Engineers have long dreamed of equipping aircraft, bridges, and other structures with sensor arrays that would give advance warning of structural failures. Researchers now report an analytical technique that may distinguish real damage from ordinary variation. Such a method in airliners might one day help pilots preempt tragedies such as the crash of American Airlines Flight 587, which killed 265 people, says Douglas E. Adams of Purdue University in West Lafayette, Ind. The plane plunged into a New York neighborhood on Nov. 12, possibly because of mechanical failures.
Owners of high-rise buildings might also benefit from damage-detecting sensors that would make their buildings smarter (SN: 11/22/97, p. 328: http://www.sciencenews.org/sn_arc97/11_22_97/bob1.htm).

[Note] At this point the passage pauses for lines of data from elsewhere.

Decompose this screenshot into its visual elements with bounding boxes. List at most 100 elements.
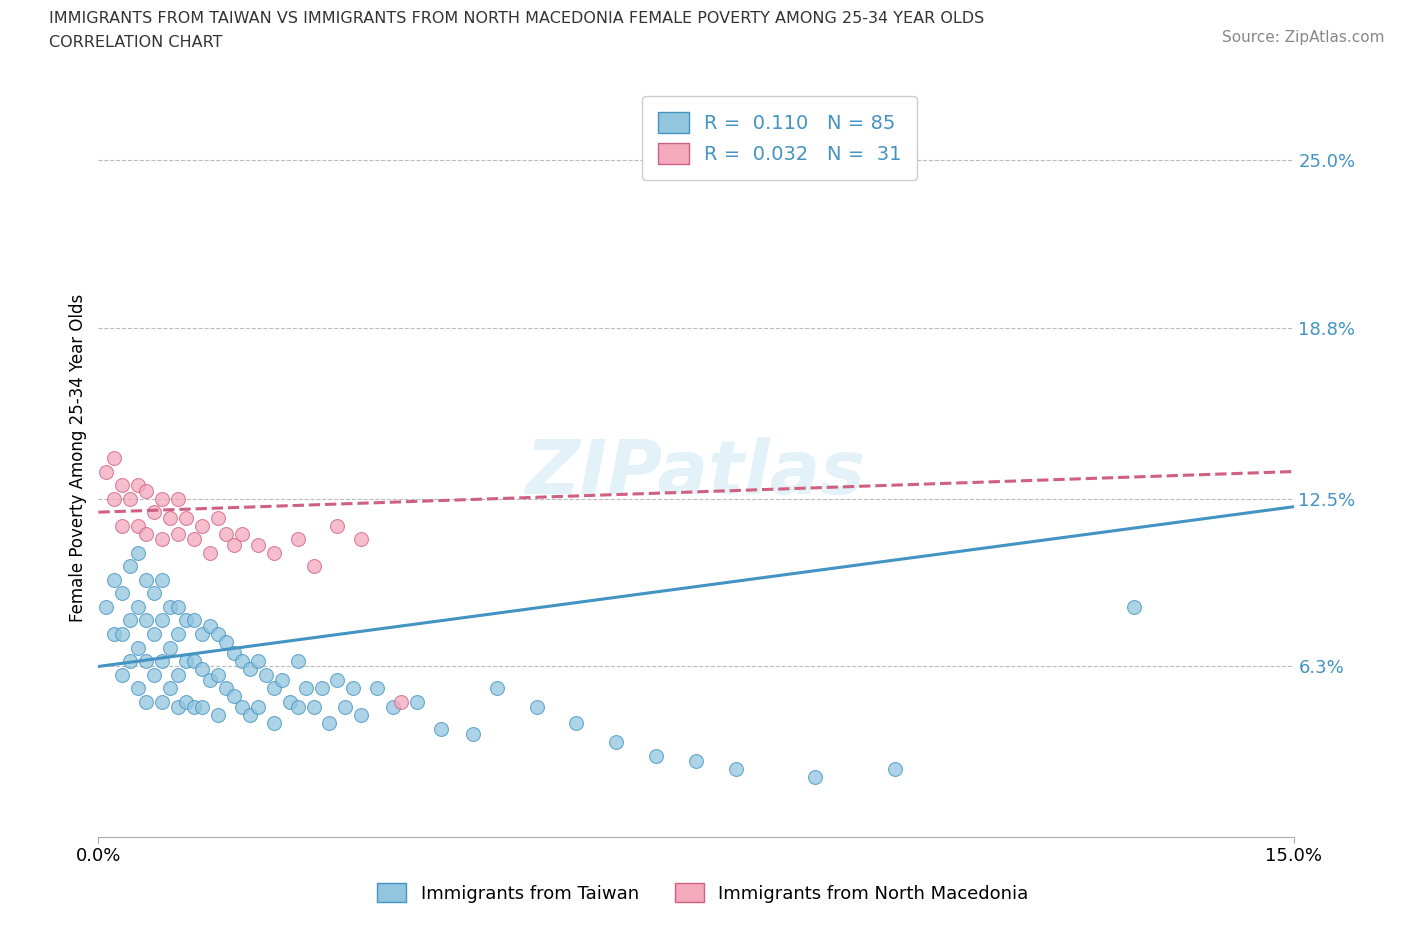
Point [461, 726, 484, 741]
Point [326, 672, 349, 687]
Point [198, 618, 221, 633]
Point [215, 681, 238, 696]
Point [605, 735, 627, 750]
Point [246, 699, 269, 714]
Text: CORRELATION CHART: CORRELATION CHART [49, 35, 222, 50]
Point [159, 640, 181, 655]
Point [1123, 600, 1146, 615]
Point [724, 762, 747, 777]
Point [120, 613, 142, 628]
Point [207, 708, 229, 723]
Point [685, 753, 707, 768]
Point [645, 749, 668, 764]
Point [159, 511, 181, 525]
Point [167, 627, 190, 642]
Point [239, 662, 262, 677]
Legend: R =  0.110   N = 85, R =  0.032   N =  31: R = 0.110 N = 85, R = 0.032 N = 31 [643, 97, 917, 179]
Point [430, 722, 453, 737]
Point [222, 689, 245, 704]
Point [207, 627, 229, 642]
Point [270, 672, 292, 687]
Point [120, 654, 142, 669]
Point [350, 532, 373, 547]
Point [198, 672, 221, 687]
Point [143, 505, 166, 520]
Point [382, 699, 405, 714]
Point [254, 667, 277, 682]
Point [804, 770, 827, 785]
Point [135, 654, 157, 669]
Point [103, 450, 125, 465]
Point [120, 491, 142, 506]
Point [246, 538, 269, 552]
Point [231, 654, 253, 669]
Point [96, 464, 118, 479]
Point [222, 645, 245, 660]
Point [143, 627, 166, 642]
Point [311, 681, 333, 696]
Point [406, 694, 429, 709]
Point [167, 667, 190, 682]
Point [127, 681, 149, 696]
Point [167, 600, 190, 615]
Point [215, 634, 238, 649]
Point [183, 613, 205, 628]
Point [485, 681, 508, 696]
Point [263, 681, 285, 696]
Point [96, 600, 118, 615]
Point [127, 600, 149, 615]
Point [335, 699, 357, 714]
Point [287, 654, 309, 669]
Point [143, 667, 166, 682]
Point [174, 613, 197, 628]
Point [127, 545, 149, 560]
Point [342, 681, 364, 696]
Point [239, 708, 262, 723]
Point [207, 667, 229, 682]
Point [389, 694, 412, 709]
Point [263, 716, 285, 731]
Point [111, 478, 134, 493]
Point [174, 654, 197, 669]
Point [103, 572, 125, 587]
Point [103, 627, 125, 642]
Point [183, 699, 205, 714]
Point [302, 559, 325, 574]
Text: IMMIGRANTS FROM TAIWAN VS IMMIGRANTS FROM NORTH MACEDONIA FEMALE POVERTY AMONG 2: IMMIGRANTS FROM TAIWAN VS IMMIGRANTS FRO… [49, 11, 984, 26]
Point [207, 511, 229, 525]
Point [167, 526, 190, 541]
Point [103, 491, 125, 506]
Point [287, 699, 309, 714]
Point [366, 681, 388, 696]
Point [287, 532, 309, 547]
Point [135, 483, 157, 498]
Point [191, 662, 214, 677]
Point [167, 699, 190, 714]
Point [111, 518, 134, 533]
Point [231, 526, 253, 541]
Point [135, 526, 157, 541]
Point [191, 627, 214, 642]
Point [167, 491, 190, 506]
Point [884, 762, 907, 777]
Point [150, 613, 173, 628]
Point [278, 694, 301, 709]
Point [222, 538, 245, 552]
Legend: Immigrants from Taiwan, Immigrants from North Macedonia: Immigrants from Taiwan, Immigrants from … [368, 873, 1038, 911]
Point [231, 699, 253, 714]
Point [198, 545, 221, 560]
Point [318, 716, 340, 731]
Point [302, 699, 325, 714]
Point [135, 694, 157, 709]
Point [135, 572, 157, 587]
Point [174, 511, 197, 525]
Point [150, 654, 173, 669]
Point [127, 478, 149, 493]
Point [159, 681, 181, 696]
Y-axis label: Female Poverty Among 25-34 Year Olds: Female Poverty Among 25-34 Year Olds [69, 294, 87, 622]
Point [526, 699, 548, 714]
Text: ZIPatlas: ZIPatlas [526, 437, 866, 510]
Text: Source: ZipAtlas.com: Source: ZipAtlas.com [1222, 30, 1385, 45]
Point [150, 532, 173, 547]
Point [350, 708, 373, 723]
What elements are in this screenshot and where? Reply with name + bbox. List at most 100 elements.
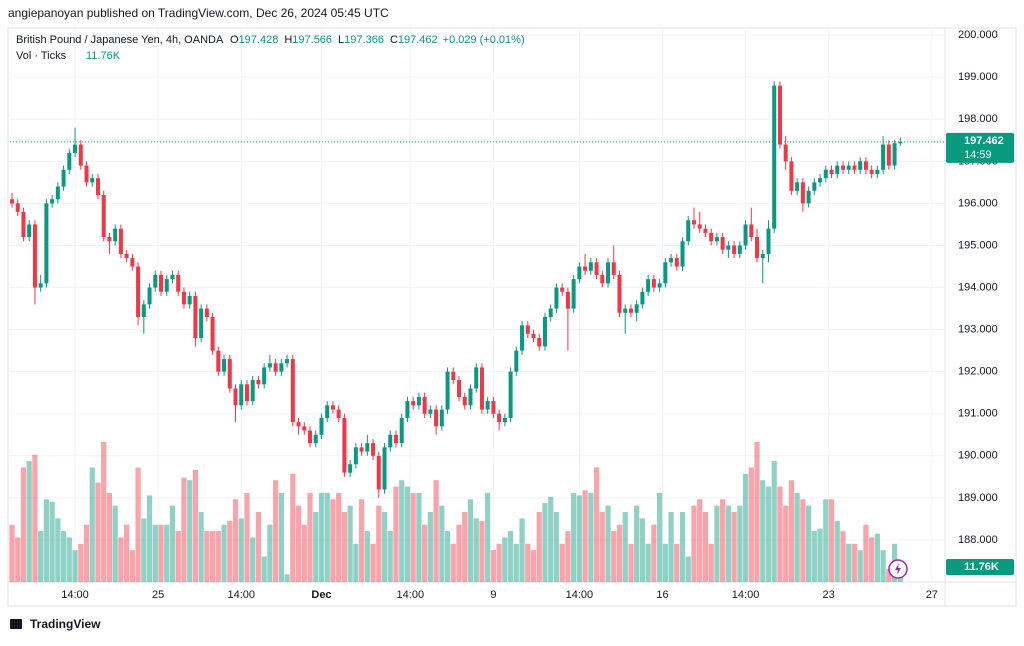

For instance, were such systems in use in downtown Manhattan, engineers might have immediately cleared up questions about the degree of damage suffered by neighboring structures when the World Trade Center fell after the terrorist attacks of Sept. 11 (see Ripples Spread Wide from Ground Zero, in this weeks issue: http://www.sciencenews.org/20011124/fob1.htm).
Today, such early warning systems remain too error-prone for practical use. Adams and his colleagues have developed a means to analyze sensor readings more reliably. The Purdue team has implemented its method with clusters of sensors that measure a structure’s vibration and strain–the amount of stretching or compression of an object with respect to its original size.
Systems now under development often generate false alarms by misinterpreting benign changes–for instance, expansion or contraction of structural parts from temperature changes–as damage, Adams says. Systems also miss damage masked by readings that indicate routine changes in conditions.
Still in its early stages, the new method promises to reduce false readings, Adams claims. By comparing measurements from clusters of sensors in a structure, the method extracts mathematical patterns associated with normal, safe operation. To increase the method’s accuracy and efficiency, the program that does this mathematical extraction incorporates information about which parts of the structure are most damage-prone. In effect, the system learns what patterns of readings correspond to a healthy structure so that it can recognize the deviations that indicate damage.
To test the new technique, the Purdue researchers, in collaboration with the Cincinnati-based company The Modal Shop, placed sensors on a sheet of aluminum.
They then vibrated the metal with a heavy-duty buzzer to simulate flight and other operating conditions of an aircraft. Finally, they squeezed the vibrating metal at various places with a clamp to simulate damage to the object. The system both recognized the clamping and pinpointed it relative to the sensors’ positions, the team found.
Even when the researchers varied the amplitude of the vibrations and the metal’s temperature, the technique still extracted the same abnormal pattern of sensor responses caused by the clamp. The team also tested a vibrating helicopter fuselage suspended from a ceiling.
“We proved that the technique works for detecting, locating, and quantifying the damage” even as operating conditions shift, Adams says. He plans to present the group’s results next month in Edinburgh at the International Conference on Smart Technology Demonstrators and Devices.
Adams and his collaborators are “building the foundation of a new approach to vibration monitoring,” comments Lawrence C. Freudinger of the NASA Dryden Flight Research Center in Edwards, Calif. The investigators intend to test the system on an aircraft in flight.